Reputation: 103
With it like a dataframe:
ItemName Category Quantity
0 ProductA Electronics NaN
1 A Electronics 1.0
2 B Electronics 2.0
3 C Electronics 3.0
4 D Electronics 4.0
5 E Electronics 5.0
6 F Electronics 6.0
7 ProductB Hardware NaN
8 G Hardware 7.0
9 H Hardware 8.0
10 I Hardware 9.0
11 J Hardware 10.0
12 ProductC Software NaN
13 K Software 11.0
14 L Software 12.0
The first item name of any category is the item class.
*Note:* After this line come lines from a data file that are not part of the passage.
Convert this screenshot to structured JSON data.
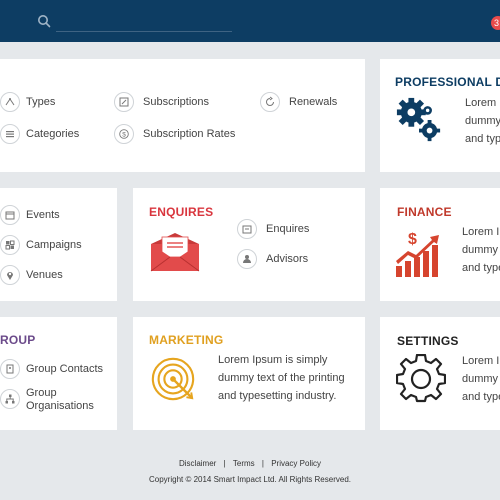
{
  "header": {
    "search_placeholder": "",
    "notification_count": "3"
  },
  "colors": {
    "header_bg": "#0d3d63",
    "enquires": "#d9363e",
    "finance": "#c0392b",
    "marketing": "#e0a020",
    "group": "#6b4a8a",
    "professional": "#0d3d63",
    "settings": "#222222"
  },
  "cards": {
    "types_card": {
      "types": "Types",
      "categories": "Categories",
      "subscriptions": "Subscriptions",
      "subscription_rates": "Subscription Rates",
      "renewals": "Renewals"
    },
    "professional": {
      "title": "PROFESSIONAL DEV",
      "desc": "Lorem dummy and typ"
    },
    "events_card": {
      "events": "Events",
      "campaigns": "Campaigns",
      "venues": "Venues"
    },
    "enquires": {
      "title": "ENQUIRES",
      "enquires_link": "Enquires",
      "advisors_link": "Advisors"
    },
    "finance": {
      "title": "FINANCE",
      "desc": "Lorem Ip dummy and type"
    },
    "group": {
      "title": "ROUP",
      "group_contacts": "Group Contacts",
      "group_organisations": "Group Organisations"
    },
    "marketing": {
      "title": "MARKETING",
      "desc": "Lorem Ipsum is simply dummy text of the printing and typesetting industry."
    },
    "settings": {
      "title": "SETTINGS",
      "desc": "Lorem Ip dummy and type"
    }
  },
  "footer": {
    "disclaimer": "Disclaimer",
    "terms": "Terms",
    "privacy": "Privacy Policy",
    "separator": "|",
    "copyright": "Copyright © 2014 Smart Impact Ltd. All Rights Reserved."
  }
}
I need to separate this item class (ProductA, ProductB and ProductC) from the data, so that when I call df['ProductA'] I can print all the related information to this item name. (A,B,C,D,E and F)
So far I have tried this to extract the productA, B and C from the data.
import pandas as pd
import numpy as np
df = pd.read_excel(r'testing.xlsx')
index = df['Quantity'].index[df['Quantity'].apply(np.isnan)]
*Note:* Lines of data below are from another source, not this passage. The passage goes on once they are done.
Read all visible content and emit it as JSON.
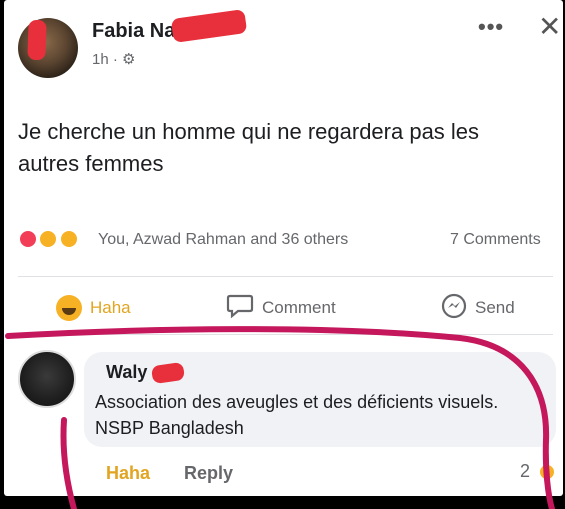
{
  "post": {
    "author": "Fabia Na",
    "time": "1h",
    "privacy_icon": "gear-icon",
    "text": "Je cherche un homme qui ne regardera pas les autres femmes",
    "reactions_summary": "You, Azwad Rahman and 36 others",
    "comments_count": "7 Comments"
  },
  "actions": {
    "haha": "Haha",
    "comment": "Comment",
    "send": "Send"
  },
  "comment": {
    "author": "Waly",
    "text": "Association des aveugles et des déficients visuels. NSBP Bangladesh",
    "haha": "Haha",
    "reply": "Reply",
    "reaction_count": "2"
  },
  "colors": {
    "haha_accent": "#e1a521",
    "marker": "#c4175c",
    "redaction": "#e8303c"
  }
}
index_list=index.values.tolist()
for index in index_list:
print(df['ItemName'][index])
But how can I modify the code so that I can call df['ProductA'] and get all the related info?
Upvotes: 0
Views: 102
Reputation: 9857
You could use the following code to create a column named 'ProductClass'.
import pandas as pd
import numpy as np
df = pd.read_excel('Products.xlsx')
df['ProductClass'] = np.where(df['Quantity'].isna(), df['ItemName'], np.nan)
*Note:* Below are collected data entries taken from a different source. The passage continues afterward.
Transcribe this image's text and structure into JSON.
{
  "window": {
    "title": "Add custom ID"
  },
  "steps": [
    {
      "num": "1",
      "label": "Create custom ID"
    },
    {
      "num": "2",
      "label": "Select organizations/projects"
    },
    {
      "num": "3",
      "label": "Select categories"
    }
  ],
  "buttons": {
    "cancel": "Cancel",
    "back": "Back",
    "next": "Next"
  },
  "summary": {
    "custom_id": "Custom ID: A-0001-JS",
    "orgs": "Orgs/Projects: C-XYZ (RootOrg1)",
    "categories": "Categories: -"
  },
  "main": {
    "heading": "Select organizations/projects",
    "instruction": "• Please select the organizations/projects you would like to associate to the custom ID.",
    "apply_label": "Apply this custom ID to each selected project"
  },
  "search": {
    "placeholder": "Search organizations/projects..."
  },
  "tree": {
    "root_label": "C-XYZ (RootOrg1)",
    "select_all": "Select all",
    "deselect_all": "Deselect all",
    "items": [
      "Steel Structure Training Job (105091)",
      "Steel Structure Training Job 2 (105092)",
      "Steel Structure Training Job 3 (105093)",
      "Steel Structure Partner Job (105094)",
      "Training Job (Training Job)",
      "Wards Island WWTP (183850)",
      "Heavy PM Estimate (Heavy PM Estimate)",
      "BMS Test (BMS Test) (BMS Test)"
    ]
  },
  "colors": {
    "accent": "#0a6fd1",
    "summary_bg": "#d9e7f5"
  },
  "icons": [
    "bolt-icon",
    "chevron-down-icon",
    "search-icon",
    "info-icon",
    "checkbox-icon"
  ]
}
df['ProductClass']= df['ProductClass'].ffill()
df = df.dropna().reset_index().drop('index', axis=1)
You could then get all the rows for a product class like this.
print(df[df['ProductClass'] == 'ProductA'])
OUTPUT
ItemName Category Quantity ProductClass
0 A Electronics 1.0 ProductA
1 B Electronics 2.0 ProductA
2 C Electronics 3.0 ProductA
3 D Electronics 4.0 ProductA
4 E Electronics 5.0 ProductA
5 F Electronics 6.0 ProductA
Upvotes: 1